A new Nobel laureate's work shows that the prospect of genetically engineering children is controversial but no longer just a fantasy.

It's Nobel Prize season, and the Nobel scientists are very much in the news. James Watson, awarded the laureate in 1962 for helping to deduce the now-iconic double-helix structure of DNA, is currently embroiled in controversy after making a series of blatantly racist remarks in the UK Sunday Times this month.

But related views espoused by one of this year's laureates have gone unnoticed. In early October, the Nobel Prize for biology went to three scientists whose talent and persistence gave us "knockout mice," the genetically engineered lab animals widely used by researchers to model and study human diseases. In the words of a Nobel committee member, these designer mice have "led to penetrating new insights" in several biological fields.

The story of one of the biology winners, Mario Capecchi, was the lead in most of the news reports about the award. Capecchi's rags-to-riches life gave an extra mythic dimension to the fairytale-like quality that always accompanies the Nobel announcements, with their large sums of money and middle-of-the-night phone calls to astonished scientists.

Capecchi spent his early childhood in World War II Italy, living on the streets and in orphanages after his mother was sent to Dachau for anti-Fascist activities.
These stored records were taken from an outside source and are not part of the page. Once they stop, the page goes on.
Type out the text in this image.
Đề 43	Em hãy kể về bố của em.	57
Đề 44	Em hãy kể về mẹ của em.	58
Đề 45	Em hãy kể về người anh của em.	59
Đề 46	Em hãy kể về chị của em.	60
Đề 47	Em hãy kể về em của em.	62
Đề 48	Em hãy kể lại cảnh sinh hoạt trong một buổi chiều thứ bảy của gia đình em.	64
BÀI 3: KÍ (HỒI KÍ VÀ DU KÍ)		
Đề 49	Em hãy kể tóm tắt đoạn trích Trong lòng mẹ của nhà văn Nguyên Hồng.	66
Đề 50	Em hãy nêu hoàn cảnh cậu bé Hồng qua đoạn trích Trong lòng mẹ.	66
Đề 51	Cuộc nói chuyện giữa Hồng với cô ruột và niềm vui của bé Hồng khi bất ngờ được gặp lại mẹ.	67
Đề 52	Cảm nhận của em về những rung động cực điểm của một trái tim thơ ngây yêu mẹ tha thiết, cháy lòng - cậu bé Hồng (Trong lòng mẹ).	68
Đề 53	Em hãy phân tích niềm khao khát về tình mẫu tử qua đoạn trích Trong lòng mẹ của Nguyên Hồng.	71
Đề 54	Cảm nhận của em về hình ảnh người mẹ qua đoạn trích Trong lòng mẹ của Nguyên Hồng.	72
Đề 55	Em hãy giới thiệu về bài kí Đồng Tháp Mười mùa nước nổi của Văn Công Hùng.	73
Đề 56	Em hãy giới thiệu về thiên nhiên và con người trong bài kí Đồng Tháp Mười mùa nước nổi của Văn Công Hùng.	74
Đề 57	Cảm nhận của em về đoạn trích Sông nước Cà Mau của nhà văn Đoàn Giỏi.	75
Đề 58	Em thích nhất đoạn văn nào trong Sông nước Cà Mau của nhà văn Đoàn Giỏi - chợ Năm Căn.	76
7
She survived and found her son on his ninth birthday. Together they set sail for the United States, where Capecchi got a high-quality education and eventually reached Watson's Harvard lab.
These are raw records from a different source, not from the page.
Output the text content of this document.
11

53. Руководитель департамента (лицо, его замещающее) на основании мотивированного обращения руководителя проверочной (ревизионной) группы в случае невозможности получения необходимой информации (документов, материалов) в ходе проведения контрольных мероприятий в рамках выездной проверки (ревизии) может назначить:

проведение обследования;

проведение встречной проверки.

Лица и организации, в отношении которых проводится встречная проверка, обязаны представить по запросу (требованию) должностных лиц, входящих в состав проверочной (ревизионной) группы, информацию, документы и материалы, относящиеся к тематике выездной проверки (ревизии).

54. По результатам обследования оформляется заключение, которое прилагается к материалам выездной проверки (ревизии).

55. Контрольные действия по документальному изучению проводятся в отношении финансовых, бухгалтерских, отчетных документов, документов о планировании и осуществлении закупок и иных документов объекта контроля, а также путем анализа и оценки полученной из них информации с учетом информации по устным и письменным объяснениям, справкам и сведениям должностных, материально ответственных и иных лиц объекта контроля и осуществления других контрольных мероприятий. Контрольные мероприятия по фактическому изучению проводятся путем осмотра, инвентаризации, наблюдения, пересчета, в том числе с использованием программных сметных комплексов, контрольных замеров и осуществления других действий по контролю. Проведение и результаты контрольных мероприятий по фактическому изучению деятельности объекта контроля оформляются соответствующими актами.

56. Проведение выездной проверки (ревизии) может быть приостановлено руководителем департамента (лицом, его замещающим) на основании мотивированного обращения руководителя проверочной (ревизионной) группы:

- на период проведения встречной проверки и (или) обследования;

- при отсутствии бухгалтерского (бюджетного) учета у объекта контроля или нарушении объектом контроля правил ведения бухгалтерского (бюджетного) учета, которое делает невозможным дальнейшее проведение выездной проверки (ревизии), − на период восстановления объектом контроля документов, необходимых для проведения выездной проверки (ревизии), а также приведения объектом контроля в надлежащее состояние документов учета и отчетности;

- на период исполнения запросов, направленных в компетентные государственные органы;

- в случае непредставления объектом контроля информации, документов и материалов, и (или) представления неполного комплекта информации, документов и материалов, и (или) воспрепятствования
But there's another aspect of Capecchi's life that may sound more like science fiction than fairy tale. The new Nobel laureate, like his former mentor Watson, has spoken enthusiastically of using the genetic science he's helped advance to engineer biologically enhanced children.

The prospect of a renewed, high-tech eugenics is extraordinarily controversial, but it is not just a fantasy. It is coming ever closer to technical plausibility, and for a disturbing number of influential scientists and eccentric futurists, it is an agenda. At an infamous UCLA conference in 1998, Watson, Capecchi, and other prominent scientists gathered to strategize about how to make it "acceptable" to the public. The event was titled Engineering the Human Germline -- a reference to what is now more commonly called "inheritable genetic modification" -- and covered on the front pages of the New York Times and Washington Post.

The conferees were quite explicit. Watson -- hardly known for his shyness or tact -- proclaimed to the audience of nearly a thousand, "If we could make better human beings by knowing how to add genes, why shouldn't we do it?" (As for the "better human beings" he has in mind, he told a British film maker in 2003 that he considers ten percent of children "stupid," and would like to see them genetically modified. "If you really are stupid, I would call that a disease," Watson said. He went on to argue for using genetic techniques to prevent the births of "ugly girls." "People say it would be terrible if we made all girls pretty," he explained. "I think it would be great.")

Another conference attendee, Princeton mouse biologist turned futurist Lee Silver, has elaborated on this frankly eugenic vision. In Remaking Eden: Cloning and Beyond in a Brave New World (William Morrow: 1997), Silver eagerly imagines a future in which the appearance, personality, cognitive abilities, and sensory capacities of children become products of genetic modification. Silver acknowledges that the costs of such procedures would limit their widespread adoption, and predicts that over time society would segregate into castes that he dubs the "GenRich" and the "Naturals."

In the promotion of a new eugenics, Capecchi has been less the salesman or provocateur, and more the architect -- or, perhaps, the engineer. His talk at the 1998 conference, called "The Genetic Engineer's Tool Box," examined techniques "for safe, reliable germline engineering in humans." Capecchi acknowledged concerns about the wisdom of making permanent changes in the human genome. If inheritable genetic modification were to begin in twenty years, he mused, "the procedures that we'll be working out at that point will appear very primitive fifty years from now. And those procedures, in turn, will appear very primitive a hundred years from now." This presents a serious problem: "[T]here's no way we should create a system where it is a permanent record."

But for a man of Capecchi's scientific imagination, this problem is surmountable. In fact, he had already devised a clever work-around. His proposal: Create those genetic changes in the embryos that will become genetically enhanced children, but put "on" and "off" switches into their genes. Newsweek described the scheme as "an end run around the worry that it is wrong to monkey with human evolution."

Unlike Watson and others, Capecchi seems not to have pursued advocacy of using genetic tools in the service of a eugenic future. Perhaps he has had second thoughts. Perhaps he has recognized the disastrous new forms of discrimination and inequality that eugenic engineering could so easily produce. Perhaps there's a chance he'll use the platform afforded by his Nobel Prize to reject such dangerous applications of the science he's helped to develop. Or is that too much of a fairy tale ending?